Drei Dinge braucht der Mann, hieß es einst in einer Tabakwerbung: Feuer, Pfeife, Stanwell. Mindestens drei Dinge braucht auch ein Film, um sich eine Empfehlung zu verdienen: eine gute Story, fesselnde Figuren und eine ansprechende Umsetzung. Bei Krimis kann zudem ein gewisser Grad an Spannung nicht schaden. Ein sehenswertes Ensemble ist ohnehin unabdingbar. Der Schauplatz sollte nach Möglichkeit bloß Dreingabe und keineswegs Ausgleich für ein Defizit bei den Grundvoraussetzungen sein. Ausflüge ins Privatleben des ermittelnden Personals sind Geschmacksache. Wenn sie schlüssig und flüssig in die Handlung integriert sind und sich im besten Fall mit der Krimiebene überschneiden, spricht nichts dagegen.
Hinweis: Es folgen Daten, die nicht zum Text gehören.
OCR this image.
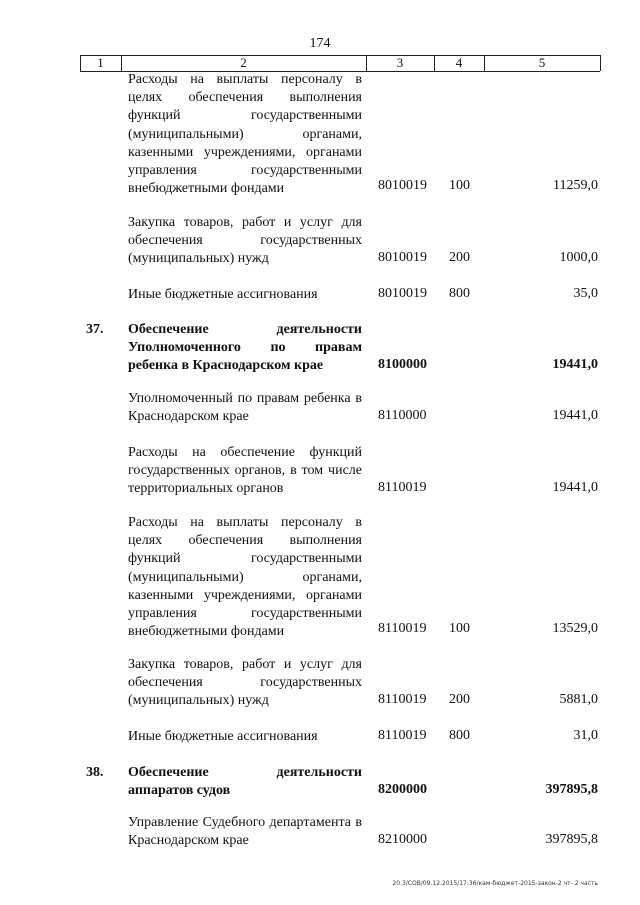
174
1	2	3	4	5
Расходы на выплаты персоналу в целях обеспечения выполнения функций государственными (муниципальными) органами, казенными учреждениями, органами управления государственными внебюджетными фондами	8010019 100	11259,0
Закупка товаров, работ и услуг для обеспечения государственных (муниципальных) нужд	8010019 200	1000,0
Иные бюджетные ассигнования	8010019 800	35,0
37. Обеспечение деятельности Уполномоченного по правам ребенка в Краснодарском крае	8100000	19441,0
Уполномоченный по правам ребенка в Краснодарском крае	8110000	19441,0
Расходы на обеспечение функций государственных органов, в том числе территориальных органов	8110019	19441,0
Расходы на выплаты персоналу в целях обеспечения выполнения функций государственными (муниципальными) органами, казенными учреждениями, органами управления государственными внебюджетными фондами	8110019 100	13529,0
Закупка товаров, работ и услуг для обеспечения государственных (муниципальных) нужд	8110019 200	5881,0
Иные бюджетные ассигнования	8110019 800	31,0
38. Обеспечение деятельности аппаратов судов	8200000	397895,8
Управление Судебного департамента в Краснодарском крае	8210000	397895,8
20.3/СОВ/09.12.2015/17:36/кам-бюджет-2015-закон-2 чт- 2 часть
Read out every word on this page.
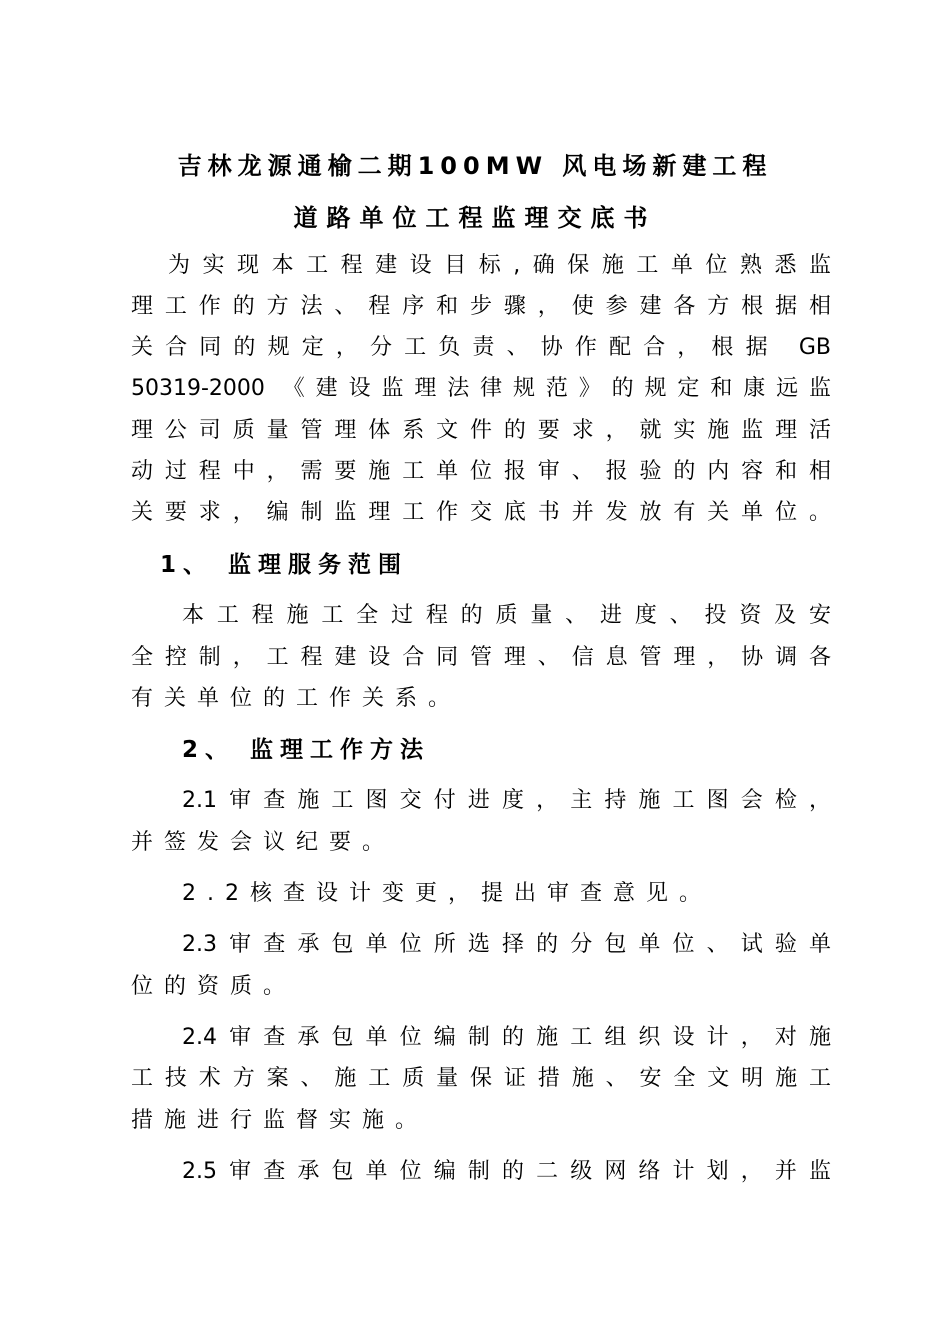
吉林龙源通榆二期100MW 风电场新建工程
道路单位工程监理交底书

为实现本工程建设目标,确保施工单位熟悉监

理工作的方法、程序和步骤，使参建各方根据相

关合同的规定，分工负责、协作配合，根据 GB

50319-2000 《建设监理法律规范》的规定和康远监

理公司质量管理体系文件的要求，就实施监理活

动过程中，需要施工单位报审、报验的内容和相

关要求，编制监理工作交底书并发放有关单位。

1、 监理服务范围

本工程施工全过程的质量、进度、投资及安

全控制，工程建设合同管理、信息管理，协调各

有关单位的工作关系。

2、 监理工作方法

2.1审查施工图交付进度，主持施工图会检，

并签发会议纪要。

2.2核查设计变更，提出审查意见。

2.3审查承包单位所选择的分包单位、试验单

位的资质。

2.4审查承包单位编制的施工组织设计，对施

工技术方案、施工质量保证措施、安全文明施工

措施进行监督实施。

2.5审查承包单位编制的二级网络计划，并监
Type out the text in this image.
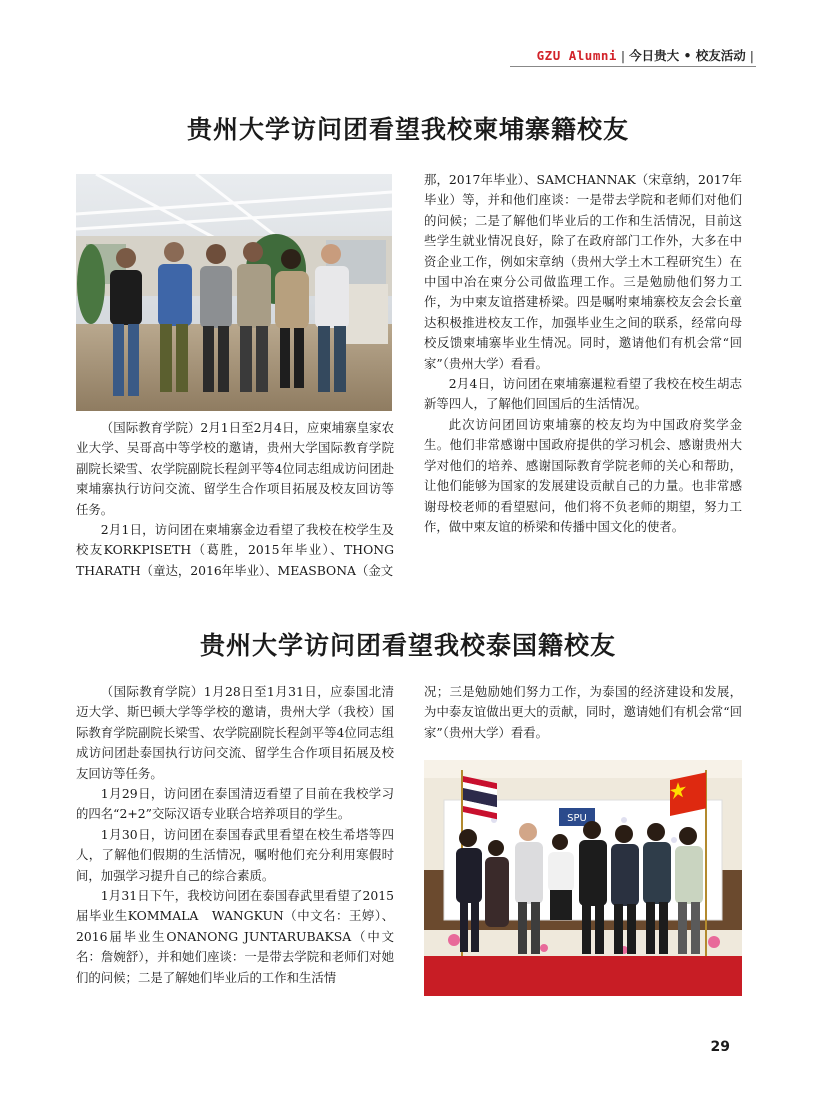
GZU Alumni | 今日贵大 • 校友活动 |
贵州大学访问团看望我校柬埔寨籍校友

（国际教育学院）2月1日至2月4日，应柬埔寨皇家农业大学、吴哥高中等学校的邀请，贵州大学国际教育学院副院长梁雪、农学院副院长程剑平等4位同志组成访问团赴柬埔寨执行访问交流、留学生合作项目拓展及校友回访等任务。

2月1日，访问团在柬埔寨金边看望了我校在校学生及校友KORKPISETH（葛胜，2015年毕业）、THONG THARATH（童达，2016年毕业）、MEASBONA（金文

那，2017年毕业）、SAMCHANNAK（宋章纳，2017年毕业）等，并和他们座谈：一是带去学院和老师们对他们的问候；二是了解他们毕业后的工作和生活情况，目前这些学生就业情况良好，除了在政府部门工作外，大多在中资企业工作，例如宋章纳（贵州大学土木工程研究生）在中国中冶在柬分公司做监理工作。三是勉励他们努力工作，为中柬友谊搭建桥梁。四是嘱咐柬埔寨校友会会长童达积极推进校友工作，加强毕业生之间的联系，经常向母校反馈柬埔寨毕业生情况。同时，邀请他们有机会常“回家”（贵州大学）看看。

2月4日，访问团在柬埔寨暹粒看望了我校在校生胡志新等四人，了解他们回国后的生活情况。

此次访问团回访柬埔寨的校友均为中国政府奖学金生。他们非常感谢中国政府提供的学习机会、感谢贵州大学对他们的培养、感谢国际教育学院老师的关心和帮助，让他们能够为国家的发展建设贡献自己的力量。也非常感谢母校老师的看望慰问，他们将不负老师的期望，努力工作，做中柬友谊的桥梁和传播中国文化的使者。

贵州大学访问团看望我校泰国籍校友

（国际教育学院）1月28日至1月31日，应泰国北清迈大学、斯巴顿大学等学校的邀请，贵州大学（我校）国际教育学院副院长梁雪、农学院副院长程剑平等4位同志组成访问团赴泰国执行访问交流、留学生合作项目拓展及校友回访等任务。

1月29日，访问团在泰国清迈看望了目前在我校学习的四名“2+2”交际汉语专业联合培养项目的学生。

1月30日，访问团在泰国春武里看望在校生希塔等四人，了解他们假期的生活情况，嘱咐他们充分利用寒假时间，加强学习提升自己的综合素质。

1月31日下午，我校访问团在泰国春武里看望了2015届毕业生KOMMALA　WANGKUN（中文名：王婷）、2016届毕业生ONANONG JUNTARUBAKSA（中文名：詹婉舒），并和她们座谈：一是带去学院和老师们对她们的问候；二是了解她们毕业后的工作和生活情

况；三是勉励她们努力工作，为泰国的经济建设和发展，为中泰友谊做出更大的贡献，同时，邀请她们有机会常“回家”（贵州大学）看看。

SPU
29
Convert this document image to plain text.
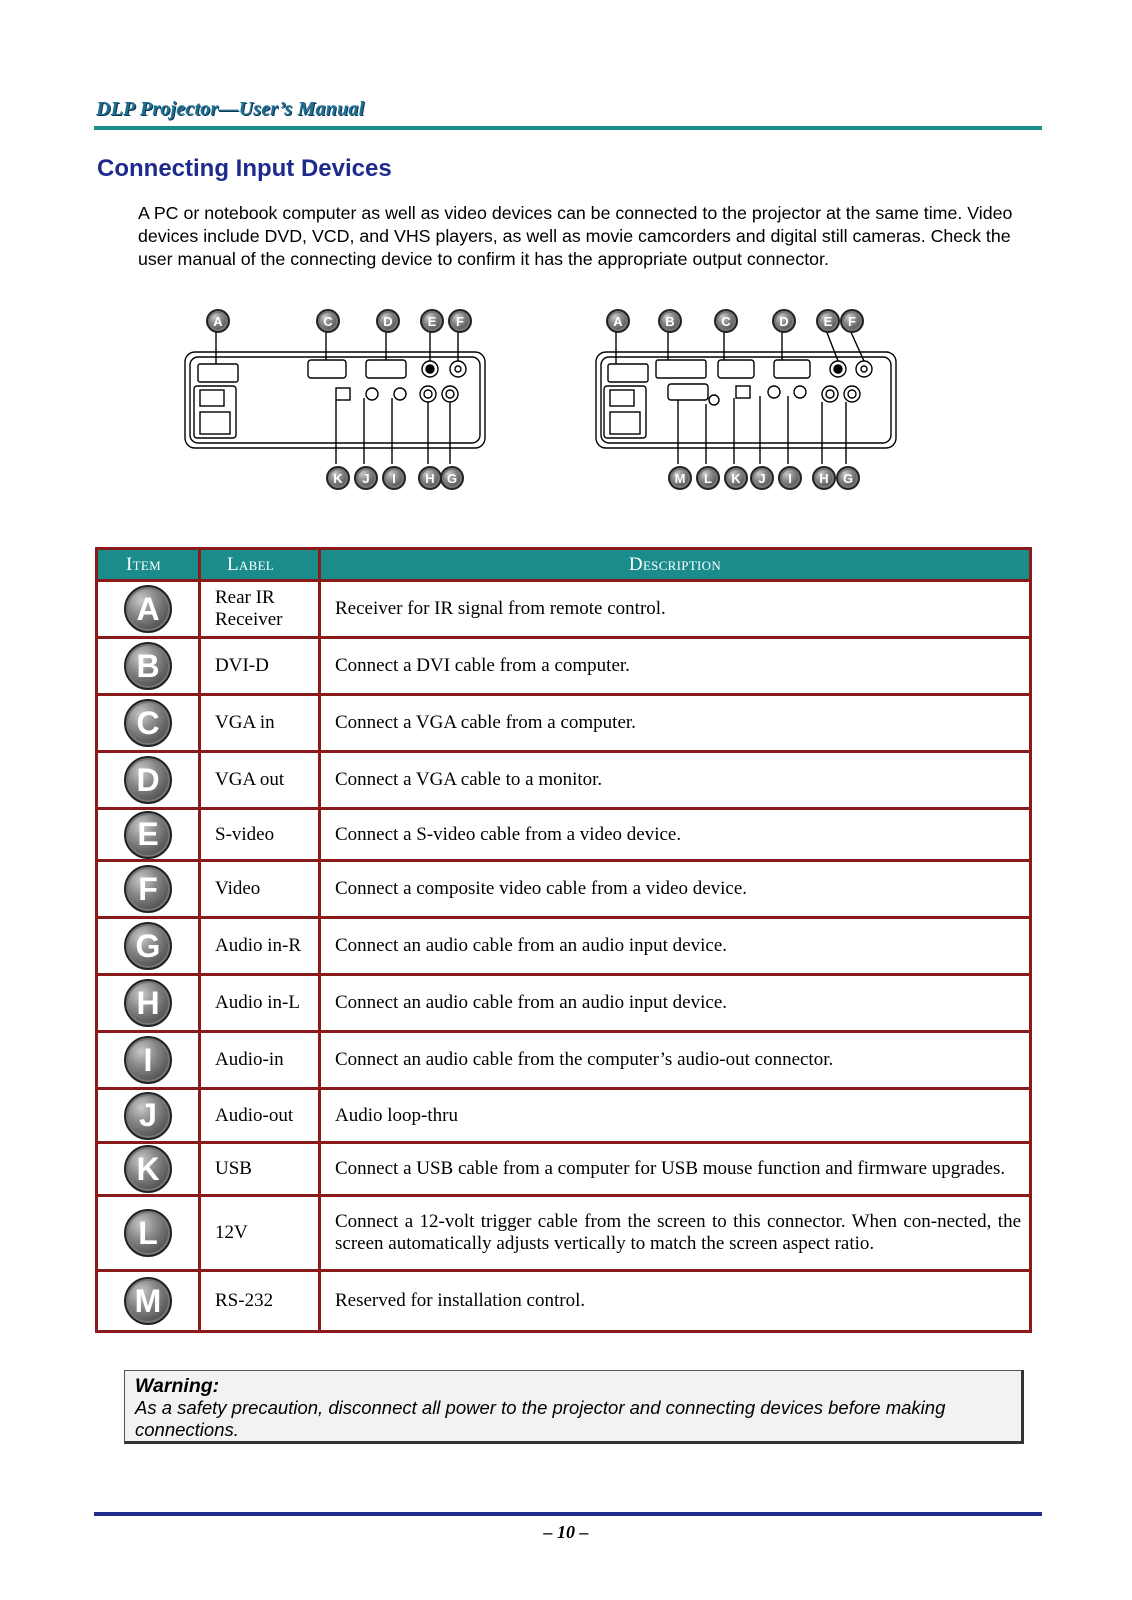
DLP Projector—User’s Manual
Connecting Input Devices
A PC or notebook computer as well as video devices can be connected to the projector at the same time. Video devices include DVD, VCD, and VHS players, as well as movie camcorders and digital still cameras. Check the user manual of the connecting device to confirm it has the appropriate output connector.
A	C	D	E	F
K	J	I	H G
A	B	C	D	E	F
M	L	K	J	I	H	G
Item	Label	Description
A	Rear IR Receiver	Receiver for IR signal from remote control.
B	DVI-D	Connect a DVI cable from a computer.
C	VGA in	Connect a VGA cable from a computer.
D	VGA out	Connect a VGA cable to a monitor.
E	S-video	Connect a S-video cable from a video device.
F	Video	Connect a composite video cable from a video device.
G	Audio in-R	Connect an audio cable from an audio input device.
H	Audio in-L	Connect an audio cable from an audio input device.
I	Audio-in	Connect an audio cable from the computer’s audio-out connector.
J	Audio-out	Audio loop-thru
K	USB	Connect a USB cable from a computer for USB mouse function and firmware upgrades.
L	12V	Connect a 12-volt trigger cable from the screen to this connector. When con-nected, the screen automatically adjusts vertically to match the screen aspect ratio.
M	RS-232	Reserved for installation control.
Warning:
As a safety precaution, disconnect all power to the projector and connecting devices before making connections.
– 10 –
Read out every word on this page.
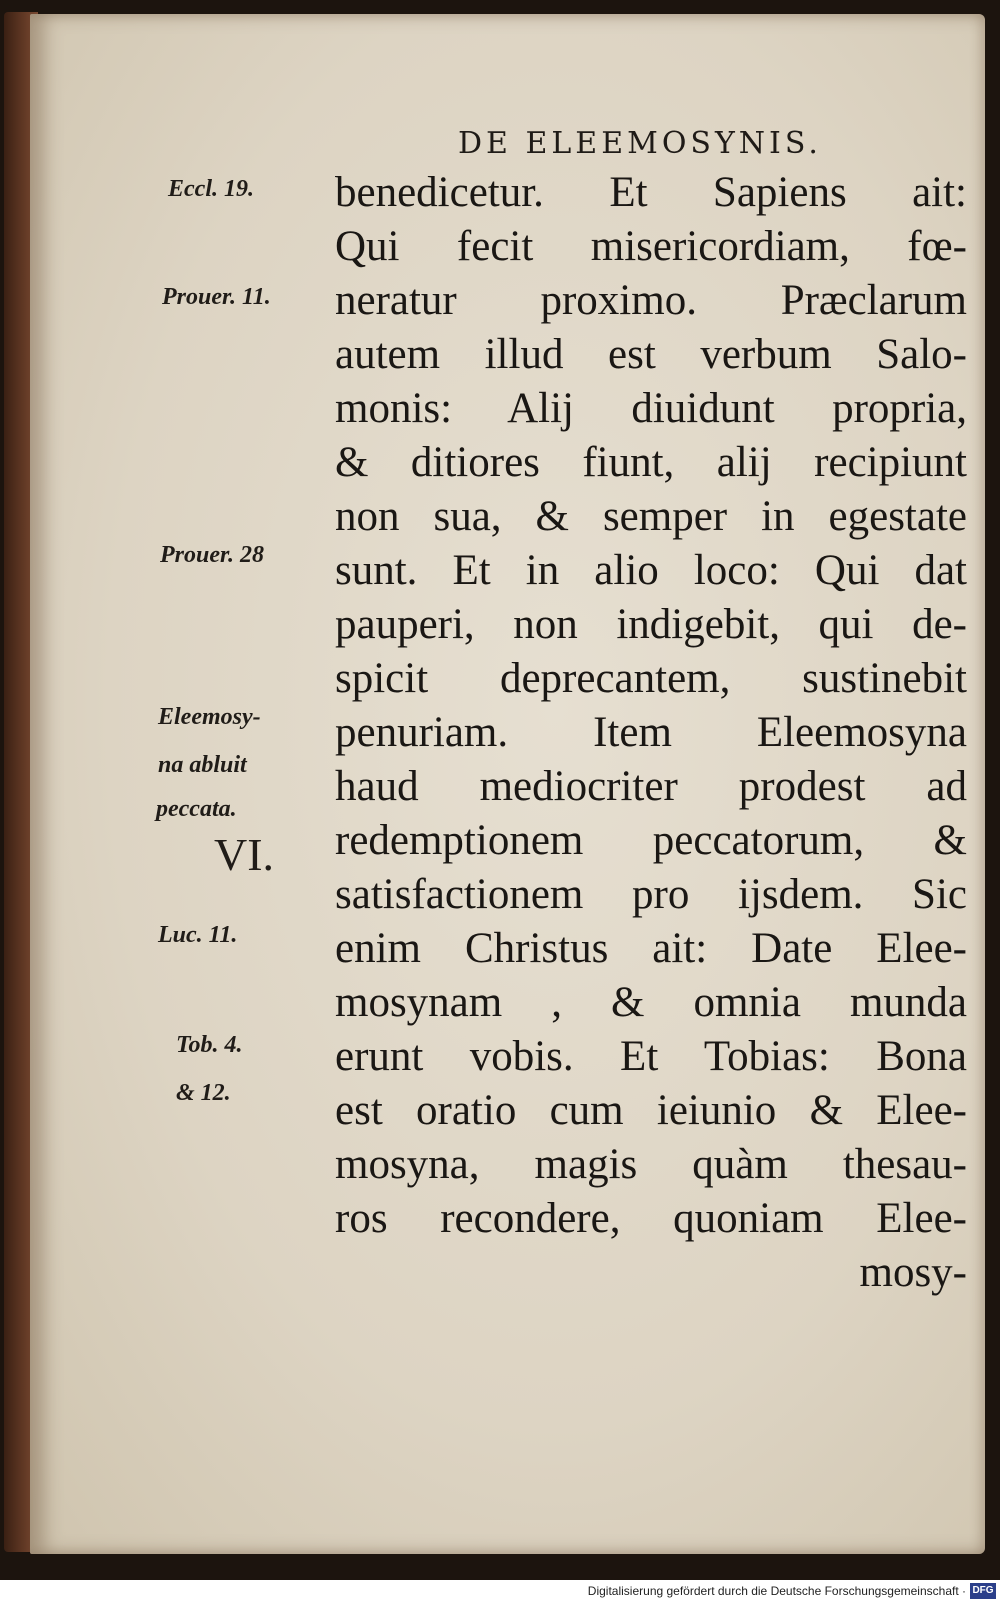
DE ELEEMOSYNIS.
Eccl. 19.
Prouer. 11.
Prouer. 28
Eleemosy-
na abluit
peccata.
VI.
Luc. 11.
Tob. 4.
& 12.
benedicetur. Et Sapiens ait:
Qui fecit misericordiam, fœ-
neratur proximo. Præclarum
autem illud est verbum Salo-
monis: Alij diuidunt propria,
& ditiores fiunt, alij recipiunt
non sua, & semper in egestate
sunt. Et in alio loco: Qui dat
pauperi, non indigebit, qui de-
spicit deprecantem, sustinebit
penuriam. Item Eleemosyna
haud mediocriter prodest ad
redemptionem peccatorum, &
satisfactionem pro ijsdem. Sic
enim Christus ait: Date Elee-
mosynam , & omnia munda
erunt vobis. Et Tobias: Bona
est oratio cum ieiunio & Elee-
mosyna, magis quàm thesau-
ros recondere, quoniam Elee-
mosy-
Digitalisierung gefördert durch die Deutsche Forschungsgemeinschaft · DFG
Foto: Degeto / Lucia Faraig
Gemessen an all’ diesen Gesichtspunkten ist der neunte „Barcelona-Krimi“ eine Enttäuschung. Dabei ist die Geschichte durchaus interessant, selbst wenn es eine Weile dauert, bis Paul Salisbury in seinem ersten Drehbuch für die Reihe zur Sache kommt: Das verrufene Viertel, in dem Kommissar Xavi Bonet (Clemens Schick) aufgewachsen ist, wurde lange von einer Gang terrorisiert. Damit ist nun Schluss: Eine Friseurin (Inga Busch) hat eine Bürgerwehr organisiert; ihr Sohn ist als Zeuge eines Verbrechens so schwer verletzt worden, dass er im Rollstuhl sitzt. Seit die Mitglieder der Gruppe in den Straßen patrouillieren, kann man sich auch nachts wieder vor die Tür trauen. Als der Sohn einer Imbissbesitzerin getötet wird, sieht es zunächst so aus, als sei er zwischen die Fronten geraten.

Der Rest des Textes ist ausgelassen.